Currently it is difficult to measure the impact of managed care on the quality of care for patients, as the amount of research performed to date is quite limited. J.D. Power and Associates is in the process of evaluating managed care organizations for specific customer satisfaction metrics based on six key areas. The program is being conducted through surveys sent to health plan members and measures their perceptions and opinions of their health plan based on claims processing, approval processes, information provided, provider choice, preventive care services, and customer service interactions. Based on member responses to these key areas, plans that meet or exceed the established national standard of service performance are qualified to become a Distinguished Health Plan (Distinguished Health Care Program, J.D. Power and Associates). Research such as this will be helpful in determining the quality of care that is provided for patients by managed care companies.

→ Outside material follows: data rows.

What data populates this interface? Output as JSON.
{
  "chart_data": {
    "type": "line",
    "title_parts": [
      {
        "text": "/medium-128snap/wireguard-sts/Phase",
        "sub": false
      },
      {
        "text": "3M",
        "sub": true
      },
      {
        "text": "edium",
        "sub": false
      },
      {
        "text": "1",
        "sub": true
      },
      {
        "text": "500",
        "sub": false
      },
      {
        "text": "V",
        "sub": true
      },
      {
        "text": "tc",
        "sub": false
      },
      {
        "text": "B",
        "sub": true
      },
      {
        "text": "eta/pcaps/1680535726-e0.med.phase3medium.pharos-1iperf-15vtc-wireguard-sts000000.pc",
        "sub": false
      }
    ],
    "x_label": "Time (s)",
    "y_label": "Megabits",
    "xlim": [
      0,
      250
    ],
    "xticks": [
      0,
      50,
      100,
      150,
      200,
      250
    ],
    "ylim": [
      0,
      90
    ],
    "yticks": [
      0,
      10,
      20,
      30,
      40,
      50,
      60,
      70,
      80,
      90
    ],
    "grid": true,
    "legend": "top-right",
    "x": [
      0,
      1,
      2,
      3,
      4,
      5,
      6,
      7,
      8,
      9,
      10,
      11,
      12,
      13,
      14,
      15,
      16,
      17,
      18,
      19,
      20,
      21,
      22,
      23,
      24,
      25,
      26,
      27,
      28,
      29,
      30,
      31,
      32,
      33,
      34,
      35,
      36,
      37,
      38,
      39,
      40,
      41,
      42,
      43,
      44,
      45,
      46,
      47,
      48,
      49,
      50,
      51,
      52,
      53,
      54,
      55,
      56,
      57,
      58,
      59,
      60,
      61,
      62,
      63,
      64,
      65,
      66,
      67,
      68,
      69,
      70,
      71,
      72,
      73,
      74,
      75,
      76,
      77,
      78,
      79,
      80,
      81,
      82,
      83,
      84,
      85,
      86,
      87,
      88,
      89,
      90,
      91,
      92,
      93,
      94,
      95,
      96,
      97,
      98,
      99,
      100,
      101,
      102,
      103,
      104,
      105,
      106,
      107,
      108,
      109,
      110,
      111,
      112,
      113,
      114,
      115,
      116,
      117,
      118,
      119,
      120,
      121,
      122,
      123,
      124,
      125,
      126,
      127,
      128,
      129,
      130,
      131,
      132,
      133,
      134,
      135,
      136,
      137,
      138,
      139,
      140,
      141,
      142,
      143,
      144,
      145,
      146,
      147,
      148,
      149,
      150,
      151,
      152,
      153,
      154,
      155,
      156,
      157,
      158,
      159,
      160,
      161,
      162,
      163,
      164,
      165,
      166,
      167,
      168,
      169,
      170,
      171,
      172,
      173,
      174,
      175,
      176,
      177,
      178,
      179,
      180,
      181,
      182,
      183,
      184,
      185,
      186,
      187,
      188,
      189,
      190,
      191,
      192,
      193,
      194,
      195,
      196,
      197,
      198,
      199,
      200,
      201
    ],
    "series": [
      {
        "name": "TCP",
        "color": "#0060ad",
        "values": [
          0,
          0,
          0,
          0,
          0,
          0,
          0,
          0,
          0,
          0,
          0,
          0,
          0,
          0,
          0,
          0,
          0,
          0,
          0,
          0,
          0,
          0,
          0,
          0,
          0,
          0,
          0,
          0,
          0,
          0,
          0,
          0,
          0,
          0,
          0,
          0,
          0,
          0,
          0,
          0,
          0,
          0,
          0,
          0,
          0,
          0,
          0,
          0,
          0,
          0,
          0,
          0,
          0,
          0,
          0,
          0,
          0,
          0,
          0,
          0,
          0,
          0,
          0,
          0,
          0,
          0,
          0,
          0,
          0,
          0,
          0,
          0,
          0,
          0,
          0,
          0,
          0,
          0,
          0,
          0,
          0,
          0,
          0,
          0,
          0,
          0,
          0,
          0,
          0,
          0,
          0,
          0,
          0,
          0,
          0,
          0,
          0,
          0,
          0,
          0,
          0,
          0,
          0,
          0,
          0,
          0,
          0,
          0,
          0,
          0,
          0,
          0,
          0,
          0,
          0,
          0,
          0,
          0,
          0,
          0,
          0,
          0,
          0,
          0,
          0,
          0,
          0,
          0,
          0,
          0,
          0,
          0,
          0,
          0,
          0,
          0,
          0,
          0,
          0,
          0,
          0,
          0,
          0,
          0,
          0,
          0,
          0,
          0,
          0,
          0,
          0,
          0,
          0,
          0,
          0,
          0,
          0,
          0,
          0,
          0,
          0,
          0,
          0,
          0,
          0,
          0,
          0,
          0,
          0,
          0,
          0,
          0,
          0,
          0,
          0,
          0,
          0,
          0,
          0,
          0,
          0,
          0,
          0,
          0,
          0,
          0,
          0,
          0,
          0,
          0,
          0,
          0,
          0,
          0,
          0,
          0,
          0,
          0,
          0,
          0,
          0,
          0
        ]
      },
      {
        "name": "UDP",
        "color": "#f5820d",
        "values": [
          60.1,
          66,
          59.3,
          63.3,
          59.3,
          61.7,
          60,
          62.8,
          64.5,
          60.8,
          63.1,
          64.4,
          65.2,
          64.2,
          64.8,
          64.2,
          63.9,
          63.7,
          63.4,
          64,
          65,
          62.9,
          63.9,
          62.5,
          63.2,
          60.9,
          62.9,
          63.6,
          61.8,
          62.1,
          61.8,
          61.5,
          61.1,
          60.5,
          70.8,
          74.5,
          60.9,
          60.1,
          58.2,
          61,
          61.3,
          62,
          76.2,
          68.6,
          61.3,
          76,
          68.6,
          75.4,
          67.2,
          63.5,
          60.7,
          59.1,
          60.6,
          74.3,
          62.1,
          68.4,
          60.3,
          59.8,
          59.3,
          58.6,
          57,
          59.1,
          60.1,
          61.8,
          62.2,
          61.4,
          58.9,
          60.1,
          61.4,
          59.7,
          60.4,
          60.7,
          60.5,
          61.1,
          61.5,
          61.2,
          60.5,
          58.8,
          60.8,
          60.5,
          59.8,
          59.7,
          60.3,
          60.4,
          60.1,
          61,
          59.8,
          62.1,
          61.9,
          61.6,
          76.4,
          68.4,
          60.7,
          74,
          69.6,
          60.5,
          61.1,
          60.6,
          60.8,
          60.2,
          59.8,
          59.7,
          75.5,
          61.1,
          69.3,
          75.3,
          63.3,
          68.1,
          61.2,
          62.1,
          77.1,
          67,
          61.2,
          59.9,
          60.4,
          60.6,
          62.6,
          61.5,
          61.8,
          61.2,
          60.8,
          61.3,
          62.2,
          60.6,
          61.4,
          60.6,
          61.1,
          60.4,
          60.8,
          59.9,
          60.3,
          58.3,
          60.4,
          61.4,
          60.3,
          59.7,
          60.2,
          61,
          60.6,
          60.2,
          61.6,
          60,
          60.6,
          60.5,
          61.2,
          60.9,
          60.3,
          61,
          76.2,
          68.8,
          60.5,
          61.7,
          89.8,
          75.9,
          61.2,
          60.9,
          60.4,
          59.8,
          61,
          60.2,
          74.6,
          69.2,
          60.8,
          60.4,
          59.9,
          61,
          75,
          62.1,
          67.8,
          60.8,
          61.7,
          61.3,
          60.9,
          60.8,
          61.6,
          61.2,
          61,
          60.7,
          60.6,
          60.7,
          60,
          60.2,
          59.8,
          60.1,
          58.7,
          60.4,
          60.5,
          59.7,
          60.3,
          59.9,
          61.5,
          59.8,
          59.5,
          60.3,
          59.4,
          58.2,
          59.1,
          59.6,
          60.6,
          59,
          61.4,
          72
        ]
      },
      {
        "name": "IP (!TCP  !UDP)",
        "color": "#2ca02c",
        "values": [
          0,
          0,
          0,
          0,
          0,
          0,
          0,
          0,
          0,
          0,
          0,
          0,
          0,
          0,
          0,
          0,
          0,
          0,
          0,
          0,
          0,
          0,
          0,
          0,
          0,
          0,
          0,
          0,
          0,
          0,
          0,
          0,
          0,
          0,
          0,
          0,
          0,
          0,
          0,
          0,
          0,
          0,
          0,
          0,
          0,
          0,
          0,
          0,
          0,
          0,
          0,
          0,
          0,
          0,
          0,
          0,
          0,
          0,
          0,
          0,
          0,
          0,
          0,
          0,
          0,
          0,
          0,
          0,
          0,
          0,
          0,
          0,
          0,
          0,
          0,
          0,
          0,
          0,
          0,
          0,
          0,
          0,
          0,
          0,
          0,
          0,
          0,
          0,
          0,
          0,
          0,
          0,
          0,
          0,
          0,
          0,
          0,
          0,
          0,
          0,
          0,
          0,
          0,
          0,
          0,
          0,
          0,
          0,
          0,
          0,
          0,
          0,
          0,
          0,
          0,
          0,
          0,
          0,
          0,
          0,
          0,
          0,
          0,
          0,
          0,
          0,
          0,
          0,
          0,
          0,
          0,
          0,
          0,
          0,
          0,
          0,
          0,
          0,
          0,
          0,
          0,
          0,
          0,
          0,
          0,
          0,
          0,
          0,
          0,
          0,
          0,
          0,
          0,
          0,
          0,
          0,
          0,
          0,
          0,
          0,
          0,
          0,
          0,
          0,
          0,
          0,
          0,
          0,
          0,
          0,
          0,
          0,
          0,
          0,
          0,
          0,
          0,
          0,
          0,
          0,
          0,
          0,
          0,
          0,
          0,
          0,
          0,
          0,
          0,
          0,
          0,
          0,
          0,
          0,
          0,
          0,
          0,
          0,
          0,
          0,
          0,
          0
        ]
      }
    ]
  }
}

As a result of primary care referrals and claim review, providers are required to gather numerous documentations citing the reason for test or procedures, the patient history supporting medical treatment, medical research which supports treatment, etc., before medical services will be approved. Such information gathering is unpopular by provider groups because it can restrict their ability to provide services that they deem medically necessary (Delivering Health Care in America, Shi & Singh). Providers also often dislike negotiated reimbursement schedules. These reimbursement schedules sometimes motivate providers to pick service lines that will maximize their reimbursement resulting in fewer physicians that offer a full range of services.
How the Definition of Health has been Impacted by Managed Care
The definition of health was traditionally oriented toward the medical model. Emphasis was placed on medical treatment for disease and illness by physicians and insurance companies alike. Preventive services were generally not perceived as an important aspect of health care. Since managed care has taken the lead in providing health care coverage, the importance of preventive care has become more realized. As a result of managed care companies placing more emphasis on preventive care to avoid ill health in the future, patients have also adopted this focus and shifted their own definition of health. Although many patients still seek medical care only when an illness is present, the definition of health is incrementally evolving to the wellness based end of the health continuum.